United Nations Special Rapporteur on the right to food, Jean Ziegler, has called for a 5-year moratorium on biofuel production. This recommendation was contained in his interim report  submitted to the UN General Assembly, which met in October 2007. He stressed that rushing to turn food crops — maize, wheat, sugar, palm oil — into fuel for cars, without first examining the impact on global hunger, would be a recipe for disaster. Among the potential impacts identified are increasing food prices, increasing competition over land and forests, forced evictions, impacts on employment and conditions of work, and increasing prices and scarcity of water.
According to Ziegler, a five-year moratorium on biofuel production would provide time for technologies to be devised and regulatory structures to be put in place to protect against negative environmental, social and human rights impacts. It would also allow measures to be put in place to ensure that biofuel production can have positive impacts and respect the right to adequate food.
The 232 kg of corn needed to make 50 litres of bioethanol would enable a child to live for a year, Ziegler pointed out . He said using land for biofuels would result in “massacres”, predicting a reduction in the amount of food aid sent to developing countries by richer ones.

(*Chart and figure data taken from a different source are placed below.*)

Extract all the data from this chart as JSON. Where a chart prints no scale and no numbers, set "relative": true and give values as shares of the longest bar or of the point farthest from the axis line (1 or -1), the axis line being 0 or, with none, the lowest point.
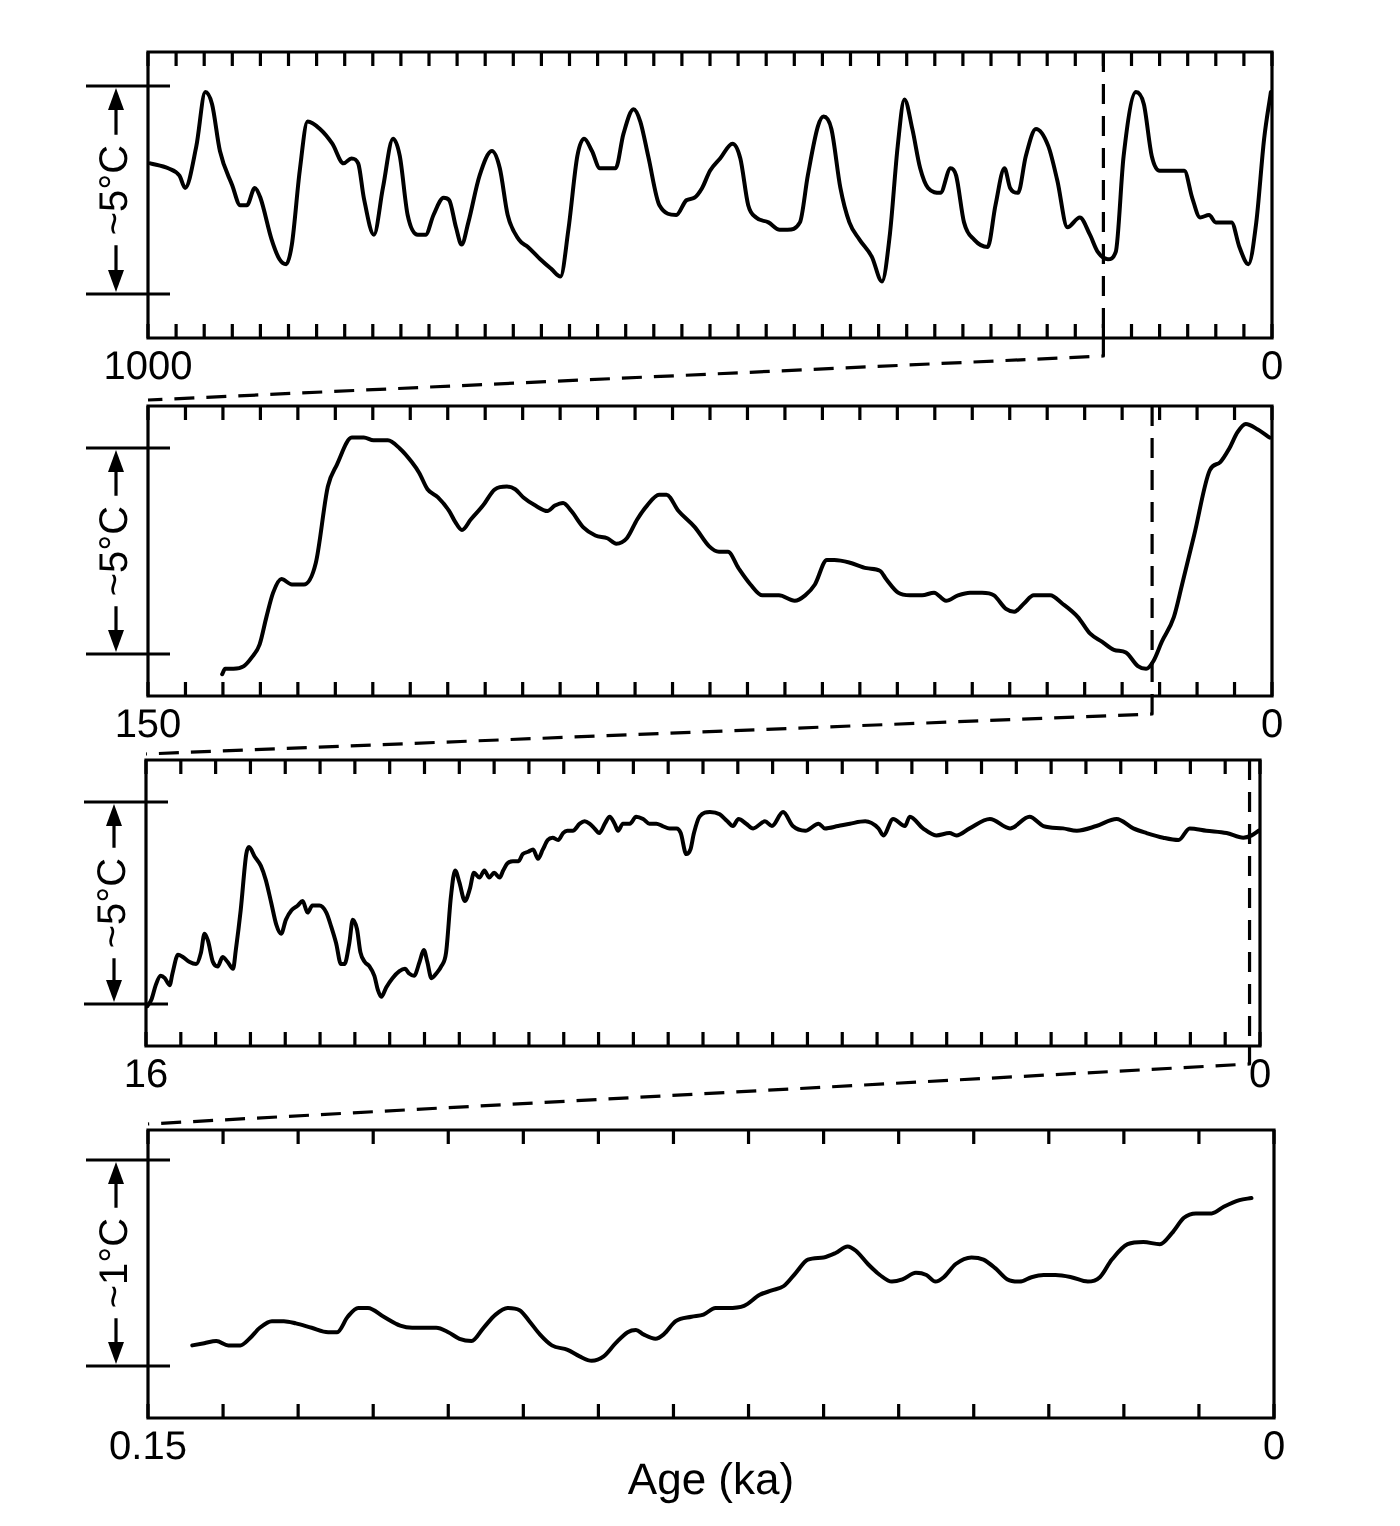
{
  "chart_data": [
    {
      "type": "line",
      "ylabel": "~5°C",
      "color": "#000000",
      "relative": true,
      "x": [
        998,
        982,
        972,
        967,
        957,
        949,
        943,
        936,
        925,
        918,
        912,
        905,
        900,
        890,
        883,
        877,
        872,
        865,
        858,
        847,
        836,
        826,
        819,
        813,
        808,
        799,
        791,
        782,
        776,
        769,
        760,
        753,
        746,
        737,
        732,
        726,
        721,
        715,
        705,
        694,
        687,
        680,
        670,
        662,
        651,
        641,
        633,
        626,
        618,
        612,
        605,
        598,
        589,
        584,
        577,
        568,
        562,
        555,
        545,
        530,
        521,
        514,
        507,
        500,
        491,
        480,
        473,
        466,
        459,
        448,
        438,
        431,
        420,
        413,
        404,
        399,
        392,
        384,
        376,
        367,
        356,
        347,
        340,
        333,
        327,
        320,
        313,
        306,
        295,
        286,
        281,
        274,
        265,
        253,
        246,
        238,
        233,
        226,
        219,
        210,
        199,
        191,
        182,
        171,
        162,
        155,
        146,
        139,
        132,
        121,
        114,
        107,
        100,
        91,
        86,
        78,
        71,
        64,
        56,
        50,
        43,
        36,
        29,
        21,
        14,
        7,
        1
      ],
      "values": [
        0.71,
        0.69,
        0.66,
        0.61,
        0.78,
        1,
        0.95,
        0.76,
        0.62,
        0.54,
        0.54,
        0.61,
        0.57,
        0.4,
        0.32,
        0.3,
        0.38,
        0.68,
        0.88,
        0.85,
        0.79,
        0.71,
        0.73,
        0.71,
        0.57,
        0.42,
        0.61,
        0.81,
        0.74,
        0.5,
        0.42,
        0.42,
        0.5,
        0.57,
        0.56,
        0.45,
        0.38,
        0.47,
        0.66,
        0.76,
        0.69,
        0.5,
        0.4,
        0.37,
        0.32,
        0.28,
        0.25,
        0.44,
        0.74,
        0.81,
        0.76,
        0.69,
        0.69,
        0.69,
        0.83,
        0.93,
        0.88,
        0.74,
        0.54,
        0.5,
        0.56,
        0.57,
        0.61,
        0.68,
        0.73,
        0.79,
        0.73,
        0.54,
        0.49,
        0.47,
        0.44,
        0.44,
        0.47,
        0.66,
        0.86,
        0.9,
        0.85,
        0.61,
        0.47,
        0.4,
        0.33,
        0.23,
        0.42,
        0.78,
        0.97,
        0.85,
        0.69,
        0.61,
        0.59,
        0.69,
        0.66,
        0.47,
        0.4,
        0.37,
        0.54,
        0.69,
        0.61,
        0.59,
        0.74,
        0.85,
        0.78,
        0.64,
        0.45,
        0.49,
        0.42,
        0.35,
        0.32,
        0.35,
        0.74,
        1,
        0.95,
        0.74,
        0.68,
        0.68,
        0.68,
        0.68,
        0.57,
        0.49,
        0.5,
        0.47,
        0.47,
        0.47,
        0.37,
        0.3,
        0.47,
        0.81,
        1
      ],
      "xlim": [
        1000,
        0
      ],
      "xticks": [
        1000,
        {
          "value": 975,
          "label": null
        },
        {
          "value": 950,
          "label": null
        },
        {
          "value": 925,
          "label": null
        },
        {
          "value": 900,
          "label": null
        },
        {
          "value": 875,
          "label": null
        },
        {
          "value": 850,
          "label": null
        },
        {
          "value": 825,
          "label": null
        },
        {
          "value": 800,
          "label": null
        },
        {
          "value": 775,
          "label": null
        },
        {
          "value": 750,
          "label": null
        },
        {
          "value": 725,
          "label": null
        },
        {
          "value": 700,
          "label": null
        },
        {
          "value": 675,
          "label": null
        },
        {
          "value": 650,
          "label": null
        },
        {
          "value": 625,
          "label": null
        },
        {
          "value": 600,
          "label": null
        },
        {
          "value": 575,
          "label": null
        },
        {
          "value": 550,
          "label": null
        },
        {
          "value": 525,
          "label": null
        },
        {
          "value": 500,
          "label": null
        },
        {
          "value": 475,
          "label": null
        },
        {
          "value": 450,
          "label": null
        },
        {
          "value": 425,
          "label": null
        },
        {
          "value": 400,
          "label": null
        },
        {
          "value": 375,
          "label": null
        },
        {
          "value": 350,
          "label": null
        },
        {
          "value": 325,
          "label": null
        },
        {
          "value": 300,
          "label": null
        },
        {
          "value": 275,
          "label": null
        },
        {
          "value": 250,
          "label": null
        },
        {
          "value": 225,
          "label": null
        },
        {
          "value": 200,
          "label": null
        },
        {
          "value": 175,
          "label": null
        },
        {
          "value": 150,
          "label": null
        },
        {
          "value": 125,
          "label": null
        },
        {
          "value": 100,
          "label": null
        },
        {
          "value": 75,
          "label": null
        },
        {
          "value": 50,
          "label": null
        },
        {
          "value": 25,
          "label": null
        },
        0
      ],
      "ref_lines": [
        {
          "axis": "x",
          "value": 150,
          "line_style": "dashed"
        }
      ]
    },
    {
      "type": "line",
      "ylabel": "~5°C",
      "color": "#000000",
      "relative": true,
      "x": [
        140.1,
        139.7,
        138.6,
        137.2,
        136.2,
        135.1,
        134.2,
        133.3,
        132.2,
        130.8,
        129.2,
        127.6,
        126.0,
        124.8,
        122.8,
        121.2,
        119.9,
        118.0,
        116.4,
        114.8,
        113.8,
        112.7,
        111.3,
        109.8,
        109.0,
        108.1,
        106.9,
        105.3,
        103.7,
        102.1,
        101.0,
        99.9,
        98.3,
        96.7,
        95.7,
        94.6,
        93.5,
        91.9,
        90.3,
        88.7,
        87.5,
        86.1,
        84.7,
        83.4,
        81.8,
        80.8,
        79.2,
        77.0,
        75.1,
        73.8,
        72.6,
        71.2,
        69.6,
        68.0,
        65.8,
        63.7,
        62.3,
        61.0,
        59.4,
        58.4,
        56.3,
        54.1,
        52.3,
        51.5,
        49.9,
        48.3,
        46.7,
        45.1,
        43.5,
        41.9,
        40.3,
        38.7,
        37.1,
        35.5,
        34.4,
        33.1,
        31.8,
        29.6,
        28.0,
        25.9,
        24.3,
        22.7,
        21.1,
        19.5,
        17.9,
        16.8,
        15.8,
        14.7,
        13.1,
        12.0,
        10.4,
        8.3,
        6.9,
        5.7,
        4.6,
        3.5,
        1.9,
        0.3
      ],
      "values": [
        0.08,
        0.1,
        0.1,
        0.11,
        0.14,
        0.19,
        0.29,
        0.38,
        0.43,
        0.41,
        0.41,
        0.49,
        0.77,
        0.85,
        0.95,
        0.95,
        0.94,
        0.94,
        0.91,
        0.86,
        0.82,
        0.76,
        0.73,
        0.68,
        0.64,
        0.61,
        0.65,
        0.7,
        0.76,
        0.77,
        0.76,
        0.73,
        0.7,
        0.68,
        0.7,
        0.71,
        0.68,
        0.62,
        0.59,
        0.58,
        0.56,
        0.58,
        0.65,
        0.7,
        0.74,
        0.74,
        0.68,
        0.62,
        0.55,
        0.53,
        0.53,
        0.47,
        0.41,
        0.37,
        0.37,
        0.35,
        0.37,
        0.41,
        0.5,
        0.5,
        0.49,
        0.47,
        0.46,
        0.43,
        0.38,
        0.37,
        0.37,
        0.38,
        0.35,
        0.37,
        0.38,
        0.38,
        0.37,
        0.32,
        0.31,
        0.34,
        0.37,
        0.37,
        0.34,
        0.29,
        0.23,
        0.2,
        0.17,
        0.16,
        0.11,
        0.1,
        0.13,
        0.2,
        0.29,
        0.41,
        0.59,
        0.83,
        0.86,
        0.91,
        0.97,
        1,
        0.98,
        0.95
      ],
      "xlim": [
        150,
        0
      ],
      "xticks": [
        150,
        {
          "value": 145,
          "label": null
        },
        {
          "value": 140,
          "label": null
        },
        {
          "value": 135,
          "label": null
        },
        {
          "value": 130,
          "label": null
        },
        {
          "value": 125,
          "label": null
        },
        {
          "value": 120,
          "label": null
        },
        {
          "value": 115,
          "label": null
        },
        {
          "value": 110,
          "label": null
        },
        {
          "value": 105,
          "label": null
        },
        {
          "value": 100,
          "label": null
        },
        {
          "value": 95,
          "label": null
        },
        {
          "value": 90,
          "label": null
        },
        {
          "value": 85,
          "label": null
        },
        {
          "value": 80,
          "label": null
        },
        {
          "value": 75,
          "label": null
        },
        {
          "value": 70,
          "label": null
        },
        {
          "value": 65,
          "label": null
        },
        {
          "value": 60,
          "label": null
        },
        {
          "value": 55,
          "label": null
        },
        {
          "value": 50,
          "label": null
        },
        {
          "value": 45,
          "label": null
        },
        {
          "value": 40,
          "label": null
        },
        {
          "value": 35,
          "label": null
        },
        {
          "value": 30,
          "label": null
        },
        {
          "value": 25,
          "label": null
        },
        {
          "value": 20,
          "label": null
        },
        {
          "value": 15,
          "label": null
        },
        {
          "value": 10,
          "label": null
        },
        {
          "value": 5,
          "label": null
        },
        0
      ],
      "ref_lines": [
        {
          "axis": "x",
          "value": 16,
          "line_style": "dashed"
        }
      ]
    },
    {
      "type": "line",
      "ylabel": "~5°C",
      "color": "#000000",
      "relative": true,
      "x": [
        15.98,
        15.92,
        15.86,
        15.79,
        15.73,
        15.66,
        15.62,
        15.54,
        15.47,
        15.38,
        15.28,
        15.21,
        15.16,
        15.11,
        15.04,
        14.97,
        14.9,
        14.83,
        14.75,
        14.71,
        14.64,
        14.56,
        14.52,
        14.44,
        14.35,
        14.28,
        14.2,
        14.13,
        14.06,
        13.99,
        13.91,
        13.82,
        13.75,
        13.68,
        13.61,
        13.51,
        13.41,
        13.34,
        13.27,
        13.2,
        13.15,
        13.08,
        13.03,
        12.97,
        12.92,
        12.86,
        12.79,
        12.72,
        12.67,
        12.62,
        12.55,
        12.46,
        12.36,
        12.28,
        12.22,
        12.15,
        12.07,
        12.01,
        11.96,
        11.9,
        11.83,
        11.76,
        11.69,
        11.62,
        11.56,
        11.5,
        11.42,
        11.35,
        11.29,
        11.21,
        11.14,
        11.07,
        11.0,
        10.92,
        10.87,
        10.81,
        10.73,
        10.65,
        10.59,
        10.51,
        10.44,
        10.37,
        10.3,
        10.23,
        10.16,
        10.08,
        10.01,
        9.95,
        9.87,
        9.77,
        9.7,
        9.63,
        9.56,
        9.49,
        9.41,
        9.34,
        9.27,
        9.22,
        9.15,
        9.05,
        8.96,
        8.86,
        8.77,
        8.67,
        8.58,
        8.48,
        8.38,
        8.32,
        8.24,
        8.18,
        8.13,
        8.05,
        7.9,
        7.76,
        7.65,
        7.57,
        7.49,
        7.38,
        7.28,
        7.11,
        7.01,
        6.85,
        6.71,
        6.53,
        6.34,
        6.25,
        6.06,
        5.89,
        5.67,
        5.48,
        5.41,
        5.27,
        5.1,
        5.03,
        4.84,
        4.65,
        4.46,
        4.36,
        4.17,
        3.88,
        3.59,
        3.31,
        3.11,
        2.83,
        2.63,
        2.35,
        2.06,
        1.82,
        1.63,
        1.39,
        1.17,
        1.01,
        0.77,
        0.48,
        0.24,
        0.12,
        0.02
      ],
      "values": [
        0.17,
        0.2,
        0.26,
        0.3,
        0.29,
        0.26,
        0.31,
        0.39,
        0.38,
        0.36,
        0.35,
        0.4,
        0.48,
        0.45,
        0.36,
        0.34,
        0.38,
        0.36,
        0.33,
        0.41,
        0.58,
        0.82,
        0.85,
        0.81,
        0.77,
        0.71,
        0.61,
        0.52,
        0.48,
        0.54,
        0.58,
        0.6,
        0.62,
        0.57,
        0.6,
        0.6,
        0.57,
        0.51,
        0.44,
        0.35,
        0.35,
        0.44,
        0.54,
        0.5,
        0.4,
        0.36,
        0.34,
        0.3,
        0.24,
        0.21,
        0.25,
        0.29,
        0.32,
        0.33,
        0.31,
        0.3,
        0.36,
        0.41,
        0.36,
        0.29,
        0.31,
        0.34,
        0.4,
        0.64,
        0.75,
        0.7,
        0.62,
        0.67,
        0.74,
        0.72,
        0.75,
        0.72,
        0.74,
        0.72,
        0.75,
        0.78,
        0.79,
        0.79,
        0.82,
        0.83,
        0.84,
        0.8,
        0.84,
        0.88,
        0.89,
        0.88,
        0.91,
        0.92,
        0.92,
        0.95,
        0.96,
        0.95,
        0.93,
        0.91,
        0.95,
        0.98,
        0.95,
        0.92,
        0.95,
        0.95,
        0.98,
        0.97,
        0.95,
        0.95,
        0.94,
        0.93,
        0.93,
        0.91,
        0.82,
        0.84,
        0.91,
        0.98,
        1.0,
        0.99,
        0.96,
        0.94,
        0.97,
        0.95,
        0.93,
        0.96,
        0.94,
        1,
        0.94,
        0.92,
        0.95,
        0.93,
        0.94,
        0.95,
        0.96,
        0.93,
        0.9,
        0.97,
        0.94,
        0.98,
        0.93,
        0.9,
        0.91,
        0.9,
        0.93,
        0.97,
        0.93,
        0.98,
        0.94,
        0.93,
        0.92,
        0.94,
        0.97,
        0.93,
        0.91,
        0.89,
        0.88,
        0.93,
        0.92,
        0.91,
        0.89,
        0.9,
        0.92
      ],
      "xlim": [
        16,
        0
      ],
      "xticks": [
        16,
        {
          "value": 15.5,
          "label": null
        },
        {
          "value": 15,
          "label": null
        },
        {
          "value": 14.5,
          "label": null
        },
        {
          "value": 14,
          "label": null
        },
        {
          "value": 13.5,
          "label": null
        },
        {
          "value": 13,
          "label": null
        },
        {
          "value": 12.5,
          "label": null
        },
        {
          "value": 12,
          "label": null
        },
        {
          "value": 11.5,
          "label": null
        },
        {
          "value": 11,
          "label": null
        },
        {
          "value": 10.5,
          "label": null
        },
        {
          "value": 10,
          "label": null
        },
        {
          "value": 9.5,
          "label": null
        },
        {
          "value": 9,
          "label": null
        },
        {
          "value": 8.5,
          "label": null
        },
        {
          "value": 8,
          "label": null
        },
        {
          "value": 7.5,
          "label": null
        },
        {
          "value": 7,
          "label": null
        },
        {
          "value": 6.5,
          "label": null
        },
        {
          "value": 6,
          "label": null
        },
        {
          "value": 5.5,
          "label": null
        },
        {
          "value": 5,
          "label": null
        },
        {
          "value": 4.5,
          "label": null
        },
        {
          "value": 4,
          "label": null
        },
        {
          "value": 3.5,
          "label": null
        },
        {
          "value": 3,
          "label": null
        },
        {
          "value": 2.5,
          "label": null
        },
        {
          "value": 2,
          "label": null
        },
        {
          "value": 1.5,
          "label": null
        },
        {
          "value": 1,
          "label": null
        },
        {
          "value": 0.5,
          "label": null
        },
        0
      ],
      "ref_lines": [
        {
          "axis": "x",
          "value": 0.15,
          "line_style": "dashed"
        }
      ]
    },
    {
      "type": "line",
      "xlabel": "Age (ka)",
      "ylabel": "~1°C",
      "color": "#000000",
      "relative": true,
      "x": [
        0.1441,
        0.1425,
        0.1409,
        0.1393,
        0.1377,
        0.1365,
        0.1351,
        0.1335,
        0.1319,
        0.1303,
        0.1282,
        0.126,
        0.1248,
        0.1234,
        0.122,
        0.1207,
        0.1186,
        0.1164,
        0.1148,
        0.1132,
        0.1116,
        0.11,
        0.1085,
        0.1069,
        0.1053,
        0.1037,
        0.1021,
        0.1005,
        0.0992,
        0.0978,
        0.0962,
        0.0941,
        0.0925,
        0.0909,
        0.0893,
        0.0877,
        0.0861,
        0.085,
        0.084,
        0.0824,
        0.0813,
        0.0797,
        0.0776,
        0.076,
        0.0744,
        0.0728,
        0.0706,
        0.0685,
        0.0669,
        0.0653,
        0.0637,
        0.0621,
        0.06,
        0.0584,
        0.0568,
        0.0557,
        0.0541,
        0.0525,
        0.0509,
        0.0495,
        0.0477,
        0.0463,
        0.0451,
        0.044,
        0.0424,
        0.0403,
        0.0387,
        0.0371,
        0.0355,
        0.0339,
        0.0323,
        0.0307,
        0.0291,
        0.027,
        0.0248,
        0.0232,
        0.0216,
        0.0195,
        0.0174,
        0.0152,
        0.0136,
        0.012,
        0.0104,
        0.0083,
        0.0067,
        0.0046,
        0.003
      ],
      "values": [
        0.33,
        0.34,
        0.35,
        0.33,
        0.33,
        0.36,
        0.41,
        0.44,
        0.44,
        0.43,
        0.41,
        0.39,
        0.39,
        0.46,
        0.5,
        0.5,
        0.46,
        0.42,
        0.41,
        0.41,
        0.41,
        0.39,
        0.36,
        0.35,
        0.41,
        0.47,
        0.5,
        0.49,
        0.44,
        0.38,
        0.33,
        0.31,
        0.28,
        0.26,
        0.28,
        0.34,
        0.39,
        0.4,
        0.38,
        0.36,
        0.38,
        0.44,
        0.46,
        0.47,
        0.5,
        0.5,
        0.51,
        0.56,
        0.58,
        0.6,
        0.66,
        0.72,
        0.73,
        0.75,
        0.78,
        0.76,
        0.7,
        0.65,
        0.62,
        0.63,
        0.66,
        0.65,
        0.62,
        0.64,
        0.7,
        0.73,
        0.72,
        0.68,
        0.63,
        0.62,
        0.64,
        0.65,
        0.65,
        0.64,
        0.62,
        0.64,
        0.72,
        0.79,
        0.8,
        0.79,
        0.84,
        0.91,
        0.93,
        0.93,
        0.96,
        0.99,
        1
      ],
      "xlim": [
        0.15,
        0
      ],
      "xticks": [
        0.15,
        {
          "value": 0.14,
          "label": null
        },
        {
          "value": 0.13,
          "label": null
        },
        {
          "value": 0.12,
          "label": null
        },
        {
          "value": 0.11,
          "label": null
        },
        {
          "value": 0.1,
          "label": null
        },
        {
          "value": 0.09,
          "label": null
        },
        {
          "value": 0.08,
          "label": null
        },
        {
          "value": 0.07,
          "label": null
        },
        {
          "value": 0.06,
          "label": null
        },
        {
          "value": 0.05,
          "label": null
        },
        {
          "value": 0.04,
          "label": null
        },
        {
          "value": 0.03,
          "label": null
        },
        {
          "value": 0.02,
          "label": null
        },
        {
          "value": 0.01,
          "label": null
        },
        0
      ]
    }
  ]
}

Ziegler’s proposal for moratorium aims to ban the conversion of land for the production of biofuels. He hopes that by the time the moratorium is lifted science would have made sufficient progress to be able to create “second generation” biofuels, made from agricultural waste or from non-agricultural plants such as jatropha, which grows naturally on arid ground.
I have dealt with the limitations of such “second generation” biofuels  (Ethanol from Cellulose Biomass Not Sustainable nor Environmentally Benign, SiS 30) and the sustainability of jatropha is looking increasingly uncertain, as far as large plantations are concerned  (Jatropha Biodiesel Fever in India, SiS 36).
Ziegler rightly deplored the fact that sugar cane plantations for biofuels are spreading at the expense of food-producing land. Ten hectares of land could produce food to sustain 7 to 10 farmers, he said, whereas the same area could only produce enough sugarcane for one farmer (see also  (Biofuels Republic Brazil, SiS 33).
Days of cheap food over
The competition for land to grow food has intensified as biotech companies have jumped onto the biofuels bandwagon  (No to GMOs, No to GM Science, SiS 35).
Just days before Ziegler was due to present his report to the UN General Assembly, news came of two men killed and five wounded when guards working for the Swiss biotech company Syngenta clashed with Brazilians invading a GM seed farm in Parana state. The group Via Campesina had organised the action in protest at what they called the illegal growing of the seeds. One guard was killed .
“The days of cheap food are over,” said Joachim von Braun, director of the International Food Policy Research Institute, in an article for the Swiss Agency for Development and Cooperation (SDC) .
Nearly 900 million people worldwide suffer hunger, 70 per cent of them food producers, peasants and rural dwellers. Von Braun warns this figure could reach one billion in a few years, and predicts a 20-40 percent increase in food prices between now and 2020, leaving the poorest, some living on 50 cents a day “unable to foot the bill.”